Yürüyüş bittikten sonra İstanbul’a döndüğümde öğrendiğim yeni bir bilgiyi de konuyla ilgili olduğu için ayrıca buraya eklemek istiyorum. Aynı kişinin bir Sivil Toplum Kurumu yöneticisi olarak, daha önceki aylarda, bizi temsilen Sağlık Bakanlığı’na yaptığı yasa dışı bir uygulamaya ilişkin şikayeti, aynı nedenle geri çektiğini öğrendim. Akıl almaz bir tutum!!! Internette online kontak lens satışına karşı olduklarını söyleyen dernek yöneticilerinin bu tür karar değişikliklerinden de görülüyor ki; yabancı sermayeli firmaların dernekleri desteklemeleri neticesinde yerel bağımsız optisyenlik müesseselerinin çok aleyhine yaşanan durumlar meydana geliyor. Bu da maalesef işin ne kadar çığırından çıkmış olduğunu gösteriyor.
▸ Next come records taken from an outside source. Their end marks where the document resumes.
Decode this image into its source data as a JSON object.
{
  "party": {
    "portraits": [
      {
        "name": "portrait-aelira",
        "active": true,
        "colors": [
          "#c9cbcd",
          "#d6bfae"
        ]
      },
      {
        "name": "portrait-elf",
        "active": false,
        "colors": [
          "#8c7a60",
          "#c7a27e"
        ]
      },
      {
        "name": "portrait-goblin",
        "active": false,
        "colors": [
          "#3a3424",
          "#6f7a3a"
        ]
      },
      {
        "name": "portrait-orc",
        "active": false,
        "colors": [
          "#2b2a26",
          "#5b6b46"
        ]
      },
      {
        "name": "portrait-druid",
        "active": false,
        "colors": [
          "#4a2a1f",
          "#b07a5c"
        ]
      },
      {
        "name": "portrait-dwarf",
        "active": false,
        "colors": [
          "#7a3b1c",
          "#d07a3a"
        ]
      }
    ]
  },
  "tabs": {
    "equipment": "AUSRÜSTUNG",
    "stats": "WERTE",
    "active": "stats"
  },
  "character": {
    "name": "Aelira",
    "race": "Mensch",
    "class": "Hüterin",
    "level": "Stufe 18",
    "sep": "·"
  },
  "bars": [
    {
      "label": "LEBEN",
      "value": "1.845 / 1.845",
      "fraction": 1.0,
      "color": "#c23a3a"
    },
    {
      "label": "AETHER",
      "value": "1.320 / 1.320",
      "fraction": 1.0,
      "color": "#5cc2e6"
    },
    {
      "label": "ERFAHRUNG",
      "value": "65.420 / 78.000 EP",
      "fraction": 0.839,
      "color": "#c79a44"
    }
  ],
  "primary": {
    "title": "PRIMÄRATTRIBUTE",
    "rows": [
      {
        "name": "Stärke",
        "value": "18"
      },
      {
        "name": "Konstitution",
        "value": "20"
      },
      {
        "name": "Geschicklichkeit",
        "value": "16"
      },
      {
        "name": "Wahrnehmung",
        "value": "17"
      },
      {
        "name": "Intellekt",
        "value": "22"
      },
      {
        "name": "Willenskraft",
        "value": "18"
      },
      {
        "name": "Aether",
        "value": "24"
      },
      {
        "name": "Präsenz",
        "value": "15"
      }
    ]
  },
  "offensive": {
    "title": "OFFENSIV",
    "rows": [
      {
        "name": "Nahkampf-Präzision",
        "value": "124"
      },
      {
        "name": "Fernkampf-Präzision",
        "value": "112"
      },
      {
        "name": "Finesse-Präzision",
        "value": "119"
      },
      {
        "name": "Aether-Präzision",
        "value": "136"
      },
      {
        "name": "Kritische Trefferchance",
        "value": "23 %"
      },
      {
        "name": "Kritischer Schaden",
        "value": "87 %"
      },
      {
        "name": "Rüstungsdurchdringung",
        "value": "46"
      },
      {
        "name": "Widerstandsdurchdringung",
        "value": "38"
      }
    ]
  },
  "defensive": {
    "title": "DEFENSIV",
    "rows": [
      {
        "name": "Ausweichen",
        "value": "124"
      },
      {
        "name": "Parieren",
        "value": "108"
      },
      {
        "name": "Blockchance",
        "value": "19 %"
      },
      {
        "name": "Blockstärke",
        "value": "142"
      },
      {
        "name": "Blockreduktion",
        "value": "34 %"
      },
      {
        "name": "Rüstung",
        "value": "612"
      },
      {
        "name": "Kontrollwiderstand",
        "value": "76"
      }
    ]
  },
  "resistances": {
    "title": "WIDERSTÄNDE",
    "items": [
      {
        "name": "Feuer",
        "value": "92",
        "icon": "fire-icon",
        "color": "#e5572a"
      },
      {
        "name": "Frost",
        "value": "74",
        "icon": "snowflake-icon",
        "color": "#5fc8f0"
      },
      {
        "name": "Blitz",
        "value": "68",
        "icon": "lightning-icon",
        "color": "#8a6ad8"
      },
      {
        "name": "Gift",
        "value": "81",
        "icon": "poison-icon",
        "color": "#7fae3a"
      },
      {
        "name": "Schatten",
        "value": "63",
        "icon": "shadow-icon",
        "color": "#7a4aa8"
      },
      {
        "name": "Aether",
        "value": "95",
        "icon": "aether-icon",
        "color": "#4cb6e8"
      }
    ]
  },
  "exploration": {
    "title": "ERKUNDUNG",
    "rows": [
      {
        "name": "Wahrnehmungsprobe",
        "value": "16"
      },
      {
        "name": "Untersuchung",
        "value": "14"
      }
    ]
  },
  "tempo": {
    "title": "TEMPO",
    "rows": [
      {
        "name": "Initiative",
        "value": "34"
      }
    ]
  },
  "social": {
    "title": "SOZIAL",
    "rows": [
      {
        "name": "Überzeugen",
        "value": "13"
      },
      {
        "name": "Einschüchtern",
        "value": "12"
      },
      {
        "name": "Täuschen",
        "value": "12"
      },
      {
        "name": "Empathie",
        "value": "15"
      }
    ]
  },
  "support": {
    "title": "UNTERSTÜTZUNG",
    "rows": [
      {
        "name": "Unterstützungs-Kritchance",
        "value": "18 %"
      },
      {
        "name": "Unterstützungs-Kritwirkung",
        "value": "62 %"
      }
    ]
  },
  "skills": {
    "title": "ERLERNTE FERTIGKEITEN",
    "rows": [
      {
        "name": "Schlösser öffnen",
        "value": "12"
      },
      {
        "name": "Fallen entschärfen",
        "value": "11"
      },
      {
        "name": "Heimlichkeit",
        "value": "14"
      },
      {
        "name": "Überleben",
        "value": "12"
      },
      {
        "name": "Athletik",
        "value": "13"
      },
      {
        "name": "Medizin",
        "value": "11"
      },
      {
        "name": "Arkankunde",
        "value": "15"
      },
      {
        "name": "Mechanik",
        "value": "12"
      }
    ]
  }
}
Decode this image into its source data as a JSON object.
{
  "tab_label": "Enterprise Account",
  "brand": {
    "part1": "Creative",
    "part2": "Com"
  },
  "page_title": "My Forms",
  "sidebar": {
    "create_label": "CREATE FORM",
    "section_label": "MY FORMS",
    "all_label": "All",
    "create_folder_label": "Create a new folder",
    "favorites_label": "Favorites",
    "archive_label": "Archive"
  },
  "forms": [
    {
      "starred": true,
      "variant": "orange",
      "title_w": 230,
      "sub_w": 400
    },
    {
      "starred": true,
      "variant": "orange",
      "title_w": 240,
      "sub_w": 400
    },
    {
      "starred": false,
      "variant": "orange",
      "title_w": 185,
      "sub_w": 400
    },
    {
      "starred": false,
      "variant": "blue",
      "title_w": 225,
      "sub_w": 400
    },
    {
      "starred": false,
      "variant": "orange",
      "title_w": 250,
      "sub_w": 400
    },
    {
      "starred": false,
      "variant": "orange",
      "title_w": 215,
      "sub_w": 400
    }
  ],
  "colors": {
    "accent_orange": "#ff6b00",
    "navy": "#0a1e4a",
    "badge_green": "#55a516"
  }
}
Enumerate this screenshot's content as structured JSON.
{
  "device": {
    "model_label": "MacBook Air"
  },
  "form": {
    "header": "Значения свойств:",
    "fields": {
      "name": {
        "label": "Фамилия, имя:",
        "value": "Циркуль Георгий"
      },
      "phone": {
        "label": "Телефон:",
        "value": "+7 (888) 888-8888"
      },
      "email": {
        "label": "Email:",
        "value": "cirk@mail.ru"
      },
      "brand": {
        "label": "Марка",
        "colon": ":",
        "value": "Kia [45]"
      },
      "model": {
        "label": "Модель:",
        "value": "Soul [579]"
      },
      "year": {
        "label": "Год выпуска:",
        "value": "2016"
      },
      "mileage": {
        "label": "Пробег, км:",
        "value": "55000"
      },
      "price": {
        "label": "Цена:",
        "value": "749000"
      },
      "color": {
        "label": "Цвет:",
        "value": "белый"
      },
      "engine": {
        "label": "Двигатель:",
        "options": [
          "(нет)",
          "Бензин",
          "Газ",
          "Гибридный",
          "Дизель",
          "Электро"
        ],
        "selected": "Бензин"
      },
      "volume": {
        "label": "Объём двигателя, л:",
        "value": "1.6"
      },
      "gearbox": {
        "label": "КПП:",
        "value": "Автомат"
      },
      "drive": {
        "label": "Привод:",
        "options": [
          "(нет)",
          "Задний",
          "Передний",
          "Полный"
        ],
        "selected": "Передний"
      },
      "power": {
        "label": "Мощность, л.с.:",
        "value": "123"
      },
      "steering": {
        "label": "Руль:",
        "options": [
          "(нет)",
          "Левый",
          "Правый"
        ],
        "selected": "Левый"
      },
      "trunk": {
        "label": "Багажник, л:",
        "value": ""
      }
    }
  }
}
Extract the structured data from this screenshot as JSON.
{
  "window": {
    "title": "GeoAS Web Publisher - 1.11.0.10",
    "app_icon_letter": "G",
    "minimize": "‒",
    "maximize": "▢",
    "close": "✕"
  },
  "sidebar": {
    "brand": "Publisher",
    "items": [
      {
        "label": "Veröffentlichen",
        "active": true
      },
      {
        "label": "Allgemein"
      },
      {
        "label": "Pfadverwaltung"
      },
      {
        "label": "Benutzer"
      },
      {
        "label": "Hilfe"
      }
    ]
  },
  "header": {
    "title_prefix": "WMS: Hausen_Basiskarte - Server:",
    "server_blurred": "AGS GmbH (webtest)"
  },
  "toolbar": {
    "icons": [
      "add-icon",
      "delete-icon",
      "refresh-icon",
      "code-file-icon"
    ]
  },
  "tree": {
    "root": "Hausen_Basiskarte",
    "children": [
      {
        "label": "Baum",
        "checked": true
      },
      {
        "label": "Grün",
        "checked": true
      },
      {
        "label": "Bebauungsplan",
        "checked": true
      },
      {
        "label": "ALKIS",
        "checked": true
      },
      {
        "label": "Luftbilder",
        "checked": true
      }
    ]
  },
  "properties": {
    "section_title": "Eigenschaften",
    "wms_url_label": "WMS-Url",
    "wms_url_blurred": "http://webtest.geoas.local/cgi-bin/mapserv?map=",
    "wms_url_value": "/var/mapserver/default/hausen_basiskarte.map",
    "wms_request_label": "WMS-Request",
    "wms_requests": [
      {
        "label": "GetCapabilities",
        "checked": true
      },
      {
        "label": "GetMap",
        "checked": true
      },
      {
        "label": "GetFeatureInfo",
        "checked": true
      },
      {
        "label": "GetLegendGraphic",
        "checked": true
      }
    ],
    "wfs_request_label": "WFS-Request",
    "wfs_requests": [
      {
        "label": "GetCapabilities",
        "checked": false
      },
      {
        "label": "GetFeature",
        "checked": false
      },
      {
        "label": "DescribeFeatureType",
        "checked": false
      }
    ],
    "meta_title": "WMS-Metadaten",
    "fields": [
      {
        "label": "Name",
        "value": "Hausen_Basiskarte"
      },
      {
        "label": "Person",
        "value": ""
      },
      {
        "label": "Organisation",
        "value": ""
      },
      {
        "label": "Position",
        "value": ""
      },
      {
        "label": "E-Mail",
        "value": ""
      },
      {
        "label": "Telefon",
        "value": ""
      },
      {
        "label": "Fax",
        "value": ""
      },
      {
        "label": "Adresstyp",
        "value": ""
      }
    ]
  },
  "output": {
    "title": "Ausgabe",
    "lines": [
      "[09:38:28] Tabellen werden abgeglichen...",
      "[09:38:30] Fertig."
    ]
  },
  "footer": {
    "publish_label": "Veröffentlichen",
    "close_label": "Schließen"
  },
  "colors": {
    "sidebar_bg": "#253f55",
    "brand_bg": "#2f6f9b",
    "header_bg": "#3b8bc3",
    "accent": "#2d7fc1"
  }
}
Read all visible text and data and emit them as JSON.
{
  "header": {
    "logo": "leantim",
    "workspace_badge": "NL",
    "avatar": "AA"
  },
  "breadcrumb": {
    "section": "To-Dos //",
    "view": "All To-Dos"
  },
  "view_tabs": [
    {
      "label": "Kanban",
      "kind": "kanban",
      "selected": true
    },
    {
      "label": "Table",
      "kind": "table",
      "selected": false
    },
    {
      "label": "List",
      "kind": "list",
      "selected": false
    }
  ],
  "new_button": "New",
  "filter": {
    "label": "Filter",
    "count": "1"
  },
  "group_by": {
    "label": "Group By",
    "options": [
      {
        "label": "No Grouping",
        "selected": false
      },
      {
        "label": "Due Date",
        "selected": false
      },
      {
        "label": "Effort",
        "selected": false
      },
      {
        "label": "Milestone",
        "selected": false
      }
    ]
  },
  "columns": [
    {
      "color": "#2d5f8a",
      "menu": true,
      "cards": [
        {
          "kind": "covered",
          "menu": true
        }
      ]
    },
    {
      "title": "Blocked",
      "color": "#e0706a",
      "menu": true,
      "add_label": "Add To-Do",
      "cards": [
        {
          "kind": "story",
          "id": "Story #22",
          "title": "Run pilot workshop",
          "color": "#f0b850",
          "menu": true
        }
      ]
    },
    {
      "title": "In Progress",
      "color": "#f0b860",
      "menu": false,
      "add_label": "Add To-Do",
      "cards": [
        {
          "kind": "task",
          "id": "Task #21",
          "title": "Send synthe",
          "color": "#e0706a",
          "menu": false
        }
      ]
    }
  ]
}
Velhasılıkelam bu yürüyüşün en sıkıntılı günü bugündü !..
Yol kenarındaki çöpleri toplamak o yüzden bana çok iyi geldi.
*****
Akşam Kazan’da Ceren Optik mağazasında Baykan Keskin ve Hakan Keskin kardeşleri ziyaret ettik. Mithatpaşa Optik’ten Atilla Karip de destek vermek üzere Ankara’dan gelmiş, hep birlikte güzel bir sohbet yaptık.
Ardından Baykan ve Hakan Keskin’in misafiri olarak hep birlikte güzel bir iftar yemeği yedik. Hepimiz 1 Haziran Gözlükçüler ve Optisyenler Günü Ankara’da Sağlık Bakanlığı’na vereceğimiz imza listesi için heyecanlıyız.
Yemekten sonra mola yerimize geldiğimizde yine Ankara’dan optik sektörü mensupları bizi ziyarete geldiler. Satış Müdürümüz Cem Dinçaslan ve Bölge Müdürümüz Baha Demirağ ile birlikte gelen Akasya Optik Ramazan Özer, Şifa Optik Türker Çevik ve Çınar Optik Barış Durtaş ile akşam çayı içip sohbet ettik. Bizim deyimimizle bu kadar “optikçi” bir araya gelince sohbet konusu ne olur? Elbette ki sorunlarımız… Ama bu yürüyüş boyunca optik sektörü mensupları tarafından verilen desteğin boyutunu gördükçe umudum çok arttı. İnşallah hepsinin üstesinden geleceğiz.